Have a look at usbip. It will forward the USB protocol over IP.

So you can install the server part on your RaspPi, and access it through whatever networking the RaspPi is connected to, under the IP address(es) of the RaspPi. It will not get it's own address (unless configure this somehow on the RaspPi, and give the RaspPi a dedicated IP address for it), but a specific IP address shouldn't be necessary, so you can probably skip all the networking steps.

It will also complete forward the USB device, which means you won't be able to use the device locally from the RaspPi.

The downside is that usbip clients currently exist only for Windows and Linux. So to access it from the Mac, you either can run Windows or Linux in a VM on the Mac, or you need to understand the Mac USB framework, and adapt USB (which is open source) to work with it.


If all you are interested is forwarding the sound, you could also use a Pulseaudio module on the RaspPi which can stream over a standard protocol (e.g. ROAP/Apple Airtunes), and then access this from the Mac.

This should work out of the box, but doesn't forward the USB device directly.


Note that with either solution (and all potential other solutions) you'll add latency.


(Please update your question with the information you put in the comments about a network interface appearing and working on the RaspPi).
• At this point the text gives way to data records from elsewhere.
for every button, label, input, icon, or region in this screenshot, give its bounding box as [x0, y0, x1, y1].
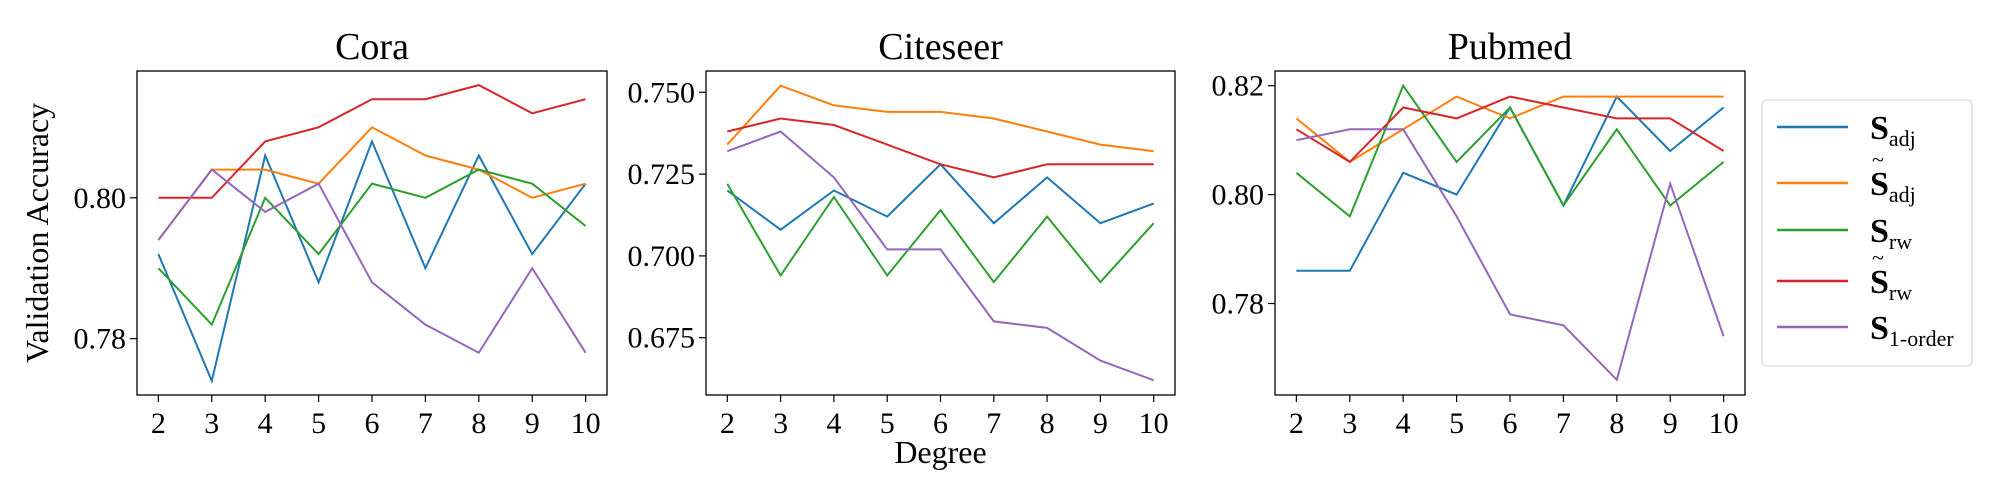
x-tick-label: 5	[1449, 407, 1464, 440]
x-tick-label: 8	[1609, 407, 1624, 440]
x-tick-label: 9	[525, 407, 540, 440]
series-line-s_adj	[157, 138, 587, 385]
y-tick-label: 0.675	[628, 322, 696, 355]
x-tick-label: 3	[773, 407, 788, 440]
legend-label-base: S	[1870, 110, 1889, 147]
legend-frame	[1761, 99, 1973, 367]
x-tick-label: 9	[1663, 407, 1678, 440]
x-tick-label: 8	[1040, 407, 1055, 440]
y-tick-label: 0.82	[1212, 70, 1265, 103]
x-tick-label: 10	[571, 407, 601, 440]
y-tick-label: 0.700	[628, 240, 696, 273]
panel-title: Pubmed	[1448, 26, 1573, 68]
series-line-s_adj	[1296, 94, 1725, 272]
x-tick-label: 7	[1556, 407, 1571, 440]
x-tick-label: 2	[720, 407, 735, 440]
series-line-s_1order	[1296, 128, 1725, 382]
y-tick-label: 0.78	[74, 323, 127, 356]
legend-item-s_1order: S1-order	[1777, 310, 1954, 351]
series-line-s_rw	[1295, 83, 1725, 219]
legend-label-subscript: adj	[1889, 126, 1916, 151]
series-line-s_adj	[726, 162, 1155, 231]
legend-label: S1-order	[1870, 310, 1954, 351]
y-tick-label: 0.80	[1212, 179, 1265, 212]
legend-label-base: S	[1870, 310, 1889, 347]
y-axis-label: Validation Accuracy	[19, 103, 55, 363]
panel-pubmed: Pubmed 2 3 4 5 6 7 8 9 10 0.78 0.80 0.82	[1212, 26, 1746, 440]
x-tick-label: 7	[986, 407, 1001, 440]
x-tick-label: 4	[258, 407, 273, 440]
x-tick-label: 5	[880, 407, 895, 440]
legend-item-s_adj: Sadj	[1777, 110, 1916, 151]
series-line-s_rw_tilde	[158, 84, 586, 199]
axes-frame	[136, 70, 608, 396]
x-tick-label: 4	[826, 407, 841, 440]
legend-label-subscript: adj	[1889, 182, 1916, 207]
legend-label: Srw	[1870, 264, 1912, 305]
panel-cora: Cora 2 3 4 5 6 7 8 9 10 0.78 0.80 Validation Accurac…	[19, 26, 608, 440]
legend-item-s_adj_tilde: Sadj~	[1777, 147, 1916, 207]
legend-label-base: S	[1870, 166, 1889, 203]
axes-frame	[1274, 70, 1746, 396]
x-tick-label: 10	[1139, 407, 1169, 440]
series-line-s_rw_tilde	[1295, 95, 1725, 164]
series-line-s_rw	[726, 183, 1155, 284]
series-line-s_adj_tilde	[726, 84, 1154, 153]
panel-title: Citeseer	[878, 26, 1003, 68]
x-tick-label: 6	[933, 407, 948, 440]
x-tick-label: 3	[204, 407, 219, 440]
y-tick-label: 0.80	[74, 182, 127, 215]
x-tick-label: 2	[151, 407, 166, 440]
y-tick-label: 0.750	[628, 76, 696, 109]
x-axis-label: Degree	[894, 434, 986, 470]
legend-label-subscript: 1-order	[1889, 326, 1954, 351]
series-line-s_1order	[726, 130, 1155, 382]
y-tick-label: 0.78	[1212, 288, 1265, 321]
x-tick-label: 8	[471, 407, 486, 440]
x-tick-label: 2	[1289, 407, 1304, 440]
legend-item-s_rw: Srw	[1777, 213, 1912, 254]
x-tick-label: 6	[365, 407, 380, 440]
legend-label-subscript: rw	[1889, 229, 1912, 254]
x-tick-label: 3	[1342, 407, 1357, 440]
legend-label: Sadj	[1870, 166, 1916, 207]
legend-label-subscript: rw	[1889, 280, 1912, 305]
x-tick-label: 5	[311, 407, 326, 440]
x-tick-label: 4	[1396, 407, 1411, 440]
series-line-s_rw	[157, 168, 587, 327]
x-tick-label: 10	[1709, 407, 1739, 440]
x-tick-label: 7	[418, 407, 433, 440]
series-line-s_adj_tilde	[157, 126, 586, 241]
series-line-s_adj_tilde	[1295, 95, 1724, 164]
legend-tilde-mark: ~	[1872, 147, 1884, 172]
axes-frame	[705, 70, 1176, 396]
x-tick-label: 6	[1503, 407, 1518, 440]
x-tick-label: 9	[1093, 407, 1108, 440]
legend-label-base: S	[1870, 213, 1889, 250]
legend-label: Srw	[1870, 213, 1912, 254]
panel-title: Cora	[335, 26, 409, 68]
panel-citeseer: Citeseer 2 3 4 5 6 7 8 9 10 0.675 0.700 0.725 0.750 De…	[628, 26, 1176, 470]
series-line-s_1order	[157, 168, 587, 355]
legend-label-base: S	[1870, 264, 1889, 301]
series-line-s_rw_tilde	[727, 117, 1154, 179]
y-tick-label: 0.725	[628, 158, 696, 191]
legend-tilde-mark: ~	[1872, 245, 1884, 270]
legend-label: Sadj	[1870, 110, 1916, 151]
legend-item-s_rw_tilde: Srw~	[1777, 245, 1912, 305]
To allow access of the network interface of the USB device from the outside, you need to set up ordinary routing (all operations need root):

  1. Both your RaspPi and your MAC probably got a DHCP-assigned private-range IPv4 address on your LAN. Find some subnet that doesn't overlap with your LAN subnet. For example, if your LAN subnet is 10.23.5.*/24 (the /24 means the first 16 bits count, there are 256 addresses in this subnet), use e.g. 10.23.6.*/24.

  2. Assign an IP address from this subnet to the USB network interface:

    ip addr add 10.26.6.1/24 dev enx0001f2fff397

  3. Enable forwarding on your RaspPi

    echo "1" > /proc/sys/net/ipv4/ip_forward

  4. On your Mac, add a route to this address via the RaspPi address. Let's assume your Mac got 10.26.5.12 and your RaspPi got 10.26.5.23, then you do

    route -n add -net 10.23.6.0/24 10.26.5.23

  5. You should now be able to ping the USB interface from your Mac (ping 10.23.6.1).

  6. You cannot use the link-local FE80::... IPv6 address for anything like this.

  7. There are various ways to automate all this, but for now, try to get it working manually.

  8. I have no idea how a network interface like this would actually work to control the sound card. The manual doesn't mention any details. I would expect a second network address behind the one assigned to the network interface, or some point-to-point interface. So while the above will allow access to a network interface, it may or may not work for whatever funny things they are doing on that soundcard.

If this was my hardware, the first thing I'd do is to run Wireshark on my Mac to see what is actually going on there.